Tras el estreno de la serie “El amor después del amor”, un recorrido por la obra del artista que supo hacer poesía y éxito de su vida y de su particular manera de observar el mundo
El estreno de la serie El amor después del amor en Netflix termina de cerrar la canonización en vida de Fito Páez dentro de la cultura popular argentina. A partir de acá (para eso sirven las mitologías que proponen las biopics en tanto género) se crea la leyenda del héroe rosarino como un relato más sobre la construcción de una figura que puede poseer su épica ascendente (como si la vida tuviese una dirección y hasta un destino predeterminado), y el hecho de atravesar y recorrer su camino farragoso y lleno de obstáculos (la muerte en todas sus formas como principal protagonista y el amor como única tabla de salvación ante cada momento de destrucción y autodestrucción) hasta llegar a algo así como la iluminación, la conexión y la comunión con el entorno, que siempre –en el realismo capitalista, según lo entendía Mark Fisher– tiene la cara del éxito en términos capitalistas: número de discos vendidos (“¡el disco más vendido en la historia del rock argentino!”), cantidad de tickets que vuelan (“¡estadios sold out!”), etc.

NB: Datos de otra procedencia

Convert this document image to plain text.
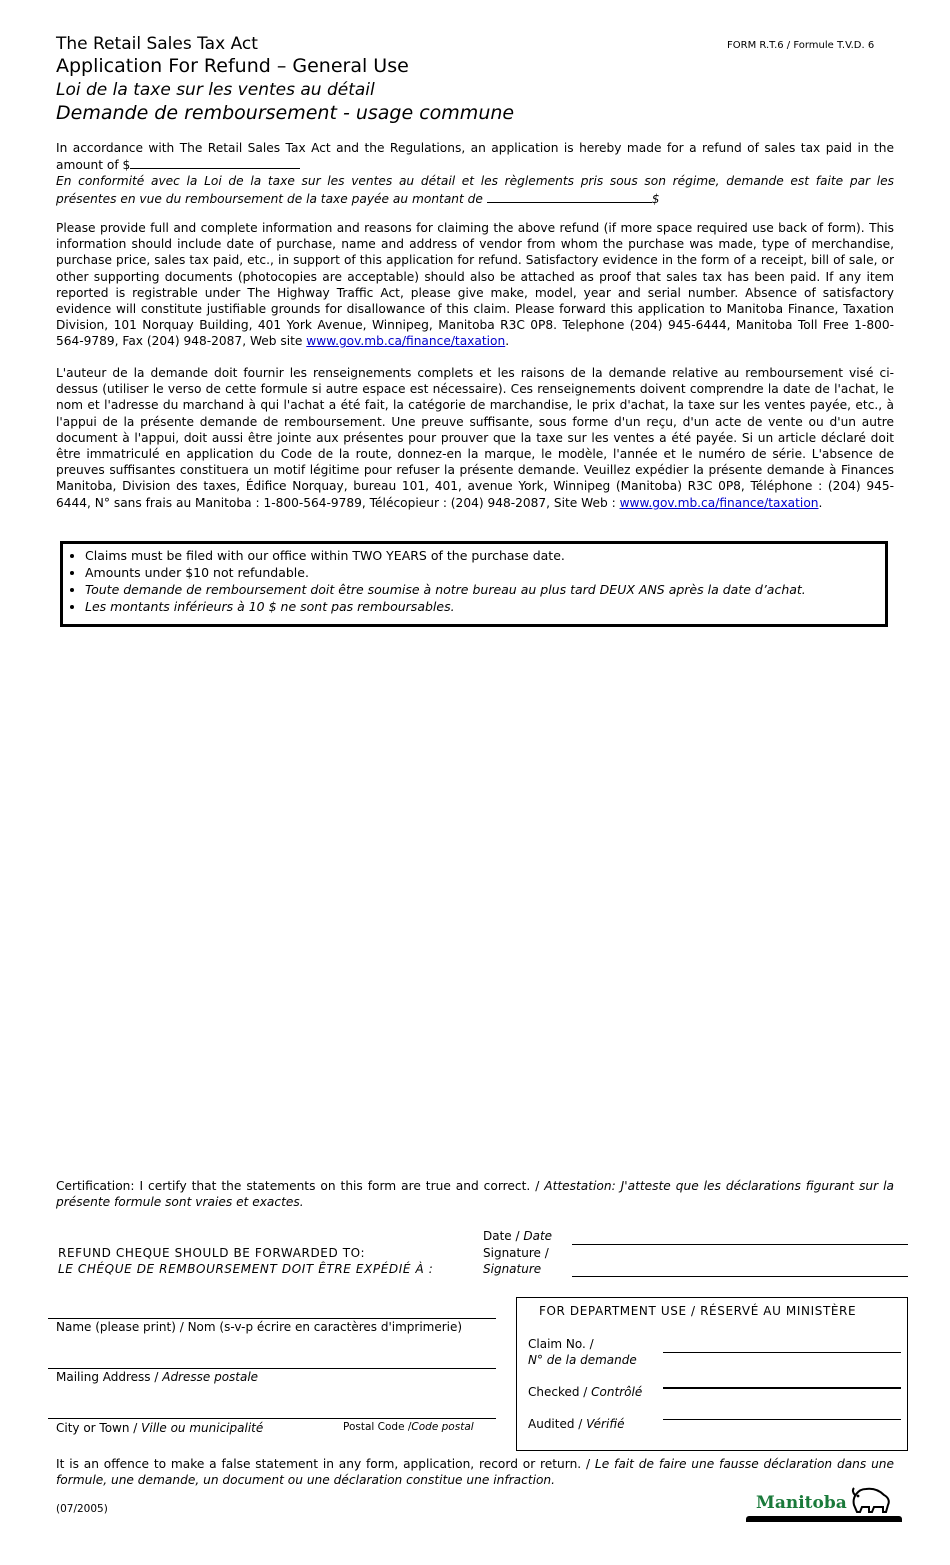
The Retail Sales Tax Act	FORM R.T.6 / Formule T.V.D. 6
Application For Refund – General Use
Loi de la taxe sur les ventes au détail
Demande de remboursement - usage commune
In accordance with The Retail Sales Tax Act and the Regulations, an application is hereby made for a refund of sales tax paid in the
amount of $
En conformité avec la Loi de la taxe sur les ventes au détail et les règlements pris sous son régime, demande est faite par les
présentes en vue du remboursement de la taxe payée au montant de	$
Please provide full and complete information and reasons for claiming the above refund (if more space required use back of form). This information should include date of purchase, name and address of vendor from whom the purchase was made, type of merchandise, purchase price, sales tax paid, etc., in support of this application for refund. Satisfactory evidence in the form of a receipt, bill of sale, or other supporting documents (photocopies are acceptable) should also be attached as proof that sales tax has been paid. If any item reported is registrable under The Highway Traffic Act, please give make, model, year and serial number. Absence of satisfactory evidence will constitute justifiable grounds for disallowance of this claim. Please forward this application to Manitoba Finance, Taxation Division, 101 Norquay Building, 401 York Avenue, Winnipeg, Manitoba R3C 0P8. Telephone (204) 945-6444, Manitoba Toll Free 1-800-564-9789, Fax (204) 948-2087, Web site www.gov.mb.ca/finance/taxation.
L'auteur de la demande doit fournir les renseignements complets et les raisons de la demande relative au remboursement visé ci-dessus (utiliser le verso de cette formule si autre espace est nécessaire). Ces renseignements doivent comprendre la date de l'achat, le nom et l'adresse du marchand à qui l'achat a été fait, la catégorie de marchandise, le prix d'achat, la taxe sur les ventes payée, etc., à l'appui de la présente demande de remboursement. Une preuve suffisante, sous forme d'un reçu, d'un acte de vente ou d'un autre document à l'appui, doit aussi être jointe aux présentes pour prouver que la taxe sur les ventes a été payée. Si un article déclaré doit être immatriculé en application du Code de la route, donnez-en la marque, le modèle, l'année et le numéro de série. L'absence de preuves suffisantes constituera un motif légitime pour refuser la présente demande. Veuillez expédier la présente demande à Finances Manitoba, Division des taxes, Édifice Norquay, bureau 101, 401, avenue York, Winnipeg (Manitoba) R3C 0P8, Téléphone : (204) 945-6444, N° sans frais au Manitoba : 1-800-564-9789, Télécopieur : (204) 948-2087, Site Web : www.gov.mb.ca/finance/taxation.
• Claims must be filed with our office within TWO YEARS of the purchase date.
• Amounts under $10 not refundable.
• Toute demande de remboursement doit être soumise à notre bureau au plus tard DEUX ANS après la date d’achat.
• Les montants inférieurs à 10 $ ne sont pas remboursables.
Certification: I certify that the statements on this form are true and correct. / Attestation: J'atteste que les déclarations figurant sur la présente formule sont vraies et exactes.
Date / Date
Signature /
Signature
REFUND CHEQUE SHOULD BE FORWARDED TO:
LE CHÉQUE DE REMBOURSEMENT DOIT ÊTRE EXPÉDIÉ À :
Name (please print) / Nom (s-v-p écrire en caractères d'imprimerie)
Mailing Address / Adresse postale
City or Town / Ville ou municipalité	Postal Code /Code postal
FOR DEPARTMENT USE / RÉSERVÉ AU MINISTÈRE
Claim No. /
N° de la demande
Checked / Contrôlé
Audited / Vérifié
It is an offence to make a false statement in any form, application, record or return. / Le fait de faire une fausse déclaration dans une formule, une demande, un document ou une déclaration constitue une infraction.
(07/2005)	Manitoba
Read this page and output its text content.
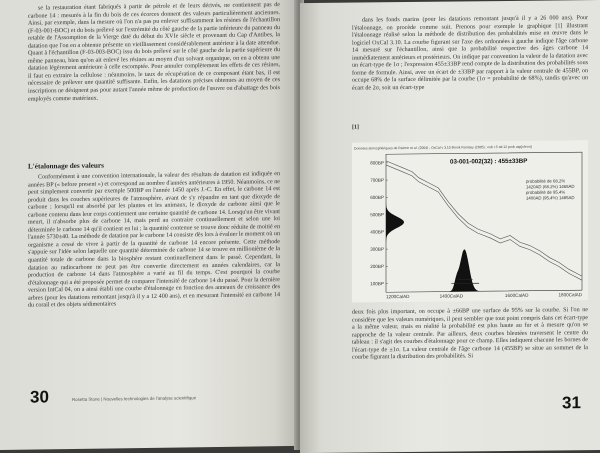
se la restauration étant fabriqués à partir de pétrole et de leurs dérivés, ne contiennent pas de carbone 14 : mesurés à la fin du bois de ces écorces donnent des valeurs particulièrement anciennes. Ainsi, par exemple, dans la mesure où l'on n'a pas pu enlever suffisamment les résines de l'échantillon (F-03-001-BOC) et du bois prélevé sur l'extrémité du côté gauche de la partie inférieure du panneau du retable de l'Assomption de la Vierge daté du début du XVIe siècle et provenant du Cap d'Antibes, la datation que l'on en a obtenue présente un vieillissement considérablement antérieur à la date attendue. Quant à l'échantillon (F-03-003-BOC) issu du bois prélevé sur le côté gauche de la partie supérieure du même panneau, bien qu'on ait enlevé les résines au moyen d'un solvant organique, on en a obtenu une datation légèrement antérieure à celle escomptée. Pour annuler complètement les effets de ces résines, il faut en extraire la cellulose : néanmoins, le taux de récupération de ce composant étant bas, il est nécessaire de prélever une quantité suffisante. Enfin, les datations précises obtenues au moyen de ces inscriptions ne désignent pas pour autant l'année même de production de l'œuvre ou d'abattage des bois employés comme matériaux.

L'étalonnage des valeurs

Conformément à une convention internationale, la valeur des résultats de datation est indiquée en années BP (« before present ») et correspond au nombre d'années antérieures à 1950. Néanmoins, ce ne peut simplement convertir par exemple 500BP en l'année 1450 après J.-C. En effet, le carbone 14 est produit dans les couches supérieures de l'atmosphère, avant de s'y répandre en tant que dioxyde de carbone ; lorsqu'il est absorbé par les plantes et les animaux, le dioxyde de carbone ainsi que le carbone contenu dans leur corps contiennent une certaine quantité de carbone 14. Lorsqu'un être vivant meurt, il n'absorbe plus de carbone 14, mais perd au contraire continuellement et selon une loi déterminée le carbone 14 qu'il contient en lui ; la quantité contenue se trouve donc réduite de moitié en l'année 5730±40. La méthode de datation par le carbone 14 consiste dès lors à évaluer le moment où un organisme a cessé de vivre à partir de la quantité de carbone 14 encore présente. Cette méthode s'appuie sur l'idée selon laquelle une quantité déterminée de carbone 14 se trouve en millionième de la quantité totale de carbone dans la biosphère restant continuellement dans le passé. Cependant, la datation au radiocarbone ne peut pas être convertie directement en années calendaires, car la production de carbone 14 dans l'atmosphère a varié au fil du temps. C'est pourquoi la courbe d'étalonnage qui a été proposée permet de comparer l'intensité de carbone 14 du passé. Pour la dernière version IntCal 04, on a ainsi établi une courbe d'étalonnage en fonction des anneaux de croissance des arbres (pour les datations remontant jusqu'à il y a 12 400 ans), et en mesurant l'intensité en carbone 14 du corail et des objets sédimentaires

30	Rosetta Stone | Nouvelles technologies de l'analyse scientifique

dans les fonds marins (pour les datations remontant jusqu'à il y a 26 000 ans). Pour l'étalonnage, on procède comme suit. Prenons pour exemple le graphique [1] illustrant l'étalonnage réalisé selon la méthode de distribution des probabilités mise en œuvre dans le logiciel OxCal 3.10. La courbe figurant sur l'axe des ordonnées à gauche indique l'âge carbone 14 mesuré sur l'échantillon, ainsi que la probabilité respective des âges carbone 14 immédiatement antérieurs et postérieurs. On indique par convention la valeur de la datation avec un écart-type de 1σ ; l'expression 455±33BP rend compte de la distribution des probabilités sous forme de formule. Ainsi, avec un écart de ±33BP par rapport à la valeur centrale de 455BP, on occupe 68% de la surface délimitée par la courbe (1σ = probabilité de 68%), tandis qu'avec un écart de 2σ, soit un écart-type

[1]
Données atmosphériques de Reimer et al. (2004) ; OxCal v 3.10 Bronk Ramsey (2005) ; cub r:5 sd:12 prob usp[chron]
03-001-002(32) : 455±33BP
800BP
700BP
600BP
500BP
400BP
300BP
200BP
100BP
1200CalAD	1400CalAD	1600CalAD	1800CalAD
probabilité de 68,2%
1420AD (68,2%) 1465AD
probabilité de 95,4%
1400AD (95,4%) 1485AD

deux fois plus important, on occupe à ±66BP une surface de 95% sur la courbe. Si l'on ne considère que les valeurs numériques, il peut sembler que tout point compris dans cet écart-type a la même valeur, mais en réalité la probabilité est plus haute au fur et à mesure qu'on se rapproche de la valeur centrale. Par ailleurs, deux courbes bleutées traversent le centre du tableau : il s'agit des courbes d'étalonnage pour ce champ. Elles indiquent chacune les bornes de l'écart-type de ±1σ. La valeur centrale de l'âge carbone 14 (455BP) se situe au sommet de la courbe figurant la distribution des probabilités. Si

31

Hay que destacarlo porque es una cuestión que pocas veces se puede presenciar en tiempo real, sobre todo pensando en que la mayor parte de los honores se reciben de forma póstuma (y esa es, básicamente, la historia del arte en Occidente), y en ese sentido es un hecho extraordinario que excede a la música como marco y escenario para pasarlo por encima.
Desde el mismo comienzo de su relación con la música y la creación, Fito Páez comprendió que el océano que iba bucear para ir a buscar ese material del que están hecho las canciones era su propia existencia. Lo dijo muchas veces a lo largo de su vida en cantidad de entrevistas: “uso mi vida como laboratorio”. Hay un disco de Lou Reed que se llama Growing Up In Public (Crecer en público). Cuando uno se enfrenta a la obra de Fito Páez el primer puente de comprensión es ese: se lo vio crecer frente a los ojos de su audiencia. Los hechos que lo marcaron (y fueron muchos: ya sea en el mejor –amistades, amores- y el peor de los sentidos–asesinatos, traiciones) siempre aparecieron de forma directa en sus letras. Y esta es otra faceta de su modo de trabajar la escritura: no es la metáfora misteriosa ni el trabajo con las figuras poéticas herméticas la manera que tiene de asentar su escritura, sino que lo hace desde la catarsis y aproximándose a lo prístino y lo diáfano.
Páez siempre quiere ser claro: Dar es dar (“Dar es dar/Y no fijarme en ella/Y su manera de actuar”), Un vestido y un amor (“Te vi/Juntabas margaritas del mantel/Ya sé que te trate bastante mal/No sé si eras un ángel o un rubí/O simplemente te vi”), El diablo de tu corazón (“Ey, ¿qué te pasa, Buenos Aires? Es con vos/No es la tecno ni el rock”), Fue amor (“Yo podría haberlo hecho mejor/Vos podrías acercarte a mí/Yo intuía que esto, mi amor/Se rompía y esto es siempre así”), entre otras de un catálogo inmenso. Pero así como utiliza la primera persona para filtrar su propia experiencia y bajar línea existencia (“Aprendé de mí, que soy un chico pobre de allá, del interior”), Páez hace gala de su narración cuando utiliza la tercera persona para crear sus personajes que van poblando sus discos: El chico de la tapa, 11 y 6, Sasha, Sissí y el Círculo de Baba y demás.